With the current intense news cycle involving global supply chain management developments, on this Friday. Supply Chain Matters has elected to group a series of noteworthy announcements which involve both UPS and Tesla Motors.
United Parcel Service (UPS) Replaces CEO
Global parcel logistics and transportation provider UPS announced this week that current CEO David Abney will be stepping down from his current role effective June 1st. Abney will be succeeded by former Home Depot CFO and current UPS board member Carol Tome`.
Mr. Abney, who also serves as board chair will reportedly assume the role of executive chairman and retire from the board entirely on September 30. Like many CEO’s before, Abney was considered a UPS career employee starting in his college days as a part-time package loader. Abney was appointed CEO in September 2014, which likely implies that this change is part of the firm’s long-range CEO succession plan.
UPS further indicated that William Johnson, lead independent director and former CEO of H.J. Heinz will assume the role of executive chairman on September 30.
The real significance of this announcement is twofold. First, even though Tome has been a company board member since 2003, the appointment represents the first outsider (non-lifer) appointed to lead the package carrier. Further, and likely more noteworthy, also the first female to lead a major global-wide transportation carrier, the latter often viewed as predominantly male-dominated in senior management ranks.
In its reporting of the appointment, The Wall Street Journal observed that Abney’s exit follows on the heels of the departure of the carrier’s Chief Operating Officer, Jim Barber, who retired in January. Barber was seen as the likely succession candidate to being CEO. Further, the COO role has not be filled since the announcement which likely implies that Tome` will have the ability to influence that appointment.
These executive leadership moves come as parcel carriers continue to address the growing influence of Amazon.com in global transportation and logistics as well as retail and B2B customer fulfillment capabilities. While UPS continues to embrace Amazon as a key customer, investors have become increasingly concerned to the exposure of that strategy. Rival FedEx has elected to cut all ties with the online shopping provider and is instead working on a broad strategy to be a major player in the online fulfillment logistics and transportation area. The reality however is that UPS has had 10x more revenue generation from Amazon as was its competitor, and the carrier benefitted from that position during last quarter’s holiday fulfillment period.
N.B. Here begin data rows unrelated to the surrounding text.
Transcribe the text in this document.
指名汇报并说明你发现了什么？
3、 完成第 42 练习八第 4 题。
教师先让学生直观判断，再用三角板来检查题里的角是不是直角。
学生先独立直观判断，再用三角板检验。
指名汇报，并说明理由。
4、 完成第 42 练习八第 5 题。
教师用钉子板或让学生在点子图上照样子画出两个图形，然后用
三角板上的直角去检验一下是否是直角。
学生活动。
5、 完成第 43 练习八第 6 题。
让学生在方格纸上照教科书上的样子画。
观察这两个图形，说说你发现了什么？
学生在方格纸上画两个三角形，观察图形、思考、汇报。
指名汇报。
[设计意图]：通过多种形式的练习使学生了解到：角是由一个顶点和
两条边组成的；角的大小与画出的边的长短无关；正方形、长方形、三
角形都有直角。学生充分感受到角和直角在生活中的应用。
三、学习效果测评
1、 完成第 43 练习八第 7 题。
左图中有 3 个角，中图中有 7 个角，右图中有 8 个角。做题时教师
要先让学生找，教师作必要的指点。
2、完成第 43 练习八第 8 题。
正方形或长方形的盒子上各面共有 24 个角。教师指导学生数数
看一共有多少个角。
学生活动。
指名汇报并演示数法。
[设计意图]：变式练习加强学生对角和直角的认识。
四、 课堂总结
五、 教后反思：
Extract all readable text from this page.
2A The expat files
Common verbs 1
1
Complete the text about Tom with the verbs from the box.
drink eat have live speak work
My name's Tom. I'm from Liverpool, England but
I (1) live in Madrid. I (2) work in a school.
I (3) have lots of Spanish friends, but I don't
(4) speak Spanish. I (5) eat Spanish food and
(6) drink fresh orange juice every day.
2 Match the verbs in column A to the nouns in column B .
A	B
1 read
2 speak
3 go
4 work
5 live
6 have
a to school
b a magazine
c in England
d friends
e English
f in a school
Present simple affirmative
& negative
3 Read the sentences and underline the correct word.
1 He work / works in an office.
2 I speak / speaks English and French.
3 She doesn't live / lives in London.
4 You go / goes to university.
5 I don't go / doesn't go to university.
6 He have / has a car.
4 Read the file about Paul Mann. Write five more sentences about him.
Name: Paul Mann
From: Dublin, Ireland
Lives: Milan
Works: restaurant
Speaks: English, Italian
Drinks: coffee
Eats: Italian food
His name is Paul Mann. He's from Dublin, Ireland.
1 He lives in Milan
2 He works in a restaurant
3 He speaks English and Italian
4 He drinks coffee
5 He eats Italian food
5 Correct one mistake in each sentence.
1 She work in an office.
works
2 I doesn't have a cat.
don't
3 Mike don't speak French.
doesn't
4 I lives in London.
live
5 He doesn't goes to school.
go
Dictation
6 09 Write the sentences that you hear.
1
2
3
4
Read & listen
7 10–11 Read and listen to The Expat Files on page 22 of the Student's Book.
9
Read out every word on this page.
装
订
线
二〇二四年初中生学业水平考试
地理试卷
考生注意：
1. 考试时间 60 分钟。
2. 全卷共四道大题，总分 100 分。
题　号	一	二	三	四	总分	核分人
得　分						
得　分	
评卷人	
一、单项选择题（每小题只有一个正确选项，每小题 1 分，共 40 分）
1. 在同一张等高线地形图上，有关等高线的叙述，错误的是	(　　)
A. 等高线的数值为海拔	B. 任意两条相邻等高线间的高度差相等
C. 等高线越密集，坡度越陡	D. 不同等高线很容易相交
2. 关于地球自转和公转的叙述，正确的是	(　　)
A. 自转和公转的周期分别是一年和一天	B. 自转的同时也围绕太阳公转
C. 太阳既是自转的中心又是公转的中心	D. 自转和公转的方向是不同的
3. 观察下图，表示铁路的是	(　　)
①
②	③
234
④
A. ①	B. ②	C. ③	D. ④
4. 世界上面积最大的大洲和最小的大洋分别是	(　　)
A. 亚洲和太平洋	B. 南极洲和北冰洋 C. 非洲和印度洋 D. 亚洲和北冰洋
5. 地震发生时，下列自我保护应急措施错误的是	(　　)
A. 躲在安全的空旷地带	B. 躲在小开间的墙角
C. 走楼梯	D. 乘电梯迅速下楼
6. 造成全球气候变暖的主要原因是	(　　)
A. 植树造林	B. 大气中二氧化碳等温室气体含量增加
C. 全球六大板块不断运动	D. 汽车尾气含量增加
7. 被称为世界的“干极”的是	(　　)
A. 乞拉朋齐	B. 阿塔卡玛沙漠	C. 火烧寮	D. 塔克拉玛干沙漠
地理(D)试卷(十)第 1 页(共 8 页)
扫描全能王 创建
In 2017, Supply Chain Matters initially alerted our readers to what we believed was pending changes for UPS direction. That came with the appointment of a former Walmart Vice President the newly created role of Chief Transformation Officer. In our commentary we noted: UPS itself has always prided itself in nurturing leadership from within its own ranks and with an outsider being appointed to lead in corporate transformation implies a conscious decision on the part of the firm’s senior leadership team.
At the time of creating the Chief Transformation Officer role. The carrier indicated: “The company is establishing this role to accelerate its transformation by identifying strategies to prioritize resources and direct investment for the greatest strategic benefit and long-term shareholder return.”
We sense that this new CEO appointment is another step in the pending transformation of UPS.
Tesla to Construct a Second U.S. Automotive Assembly Plant
Electric automotive and truck manufacturer Tesla Motors announced this week that the company is scouting locations for a second U.S. automotive assembly facility most likely to be located in the middle of the country.
Chief Executive Elon Musk took to Twitter to make the announcement, indicating that the facility would be dedicated to building the Model Y compact sport-utility vehicle as well as the previously announced pickup truck model dubbed the CyberTruck.
Musk indicated to The Wall Street Journal that state and local incentives and overall logistics costs would provide a major influence in the ultimate site selection. Further indicated on Twitter was that the proposed plant would serve Model Y demand from U.S. East Coast customer.
With production capacity literally straining at the auto maker’s California assembly facility, a second U.S. facility makes sense, especially in considering the different vehicle configurations destined for this new U.S. facility.
The decision to move forward with a second U.S. production assembly facility would grow Tesla’s footprint to four global assembly footprints, including the exiting manufacturing complex in Fremont California. It would include the newly opened Shanghai China facility dedicated to Model 3 production, a newly announced European facility to be located near Berlin Germany, and now this second U.S. facility. In addition to the potential four manufacturing assembly sites, the electric auto maker also has the presence of the termed battery manufacturing Gigafactory located near Sparks Nevada.
Tesla is obviously benefitting from a reversal of fortune led by both the rapid introduction and operationalization of the China facility in less than a year, and a rapid run-up of the company’s stock leading to $2 billion in increased capitalization by issuing new equity.
The company has targeted a 36 percent increase in vehicle deliveries this year, and of late, has been addressing logistics and transportation bottlenecks in overall global delivery of individual vehicles.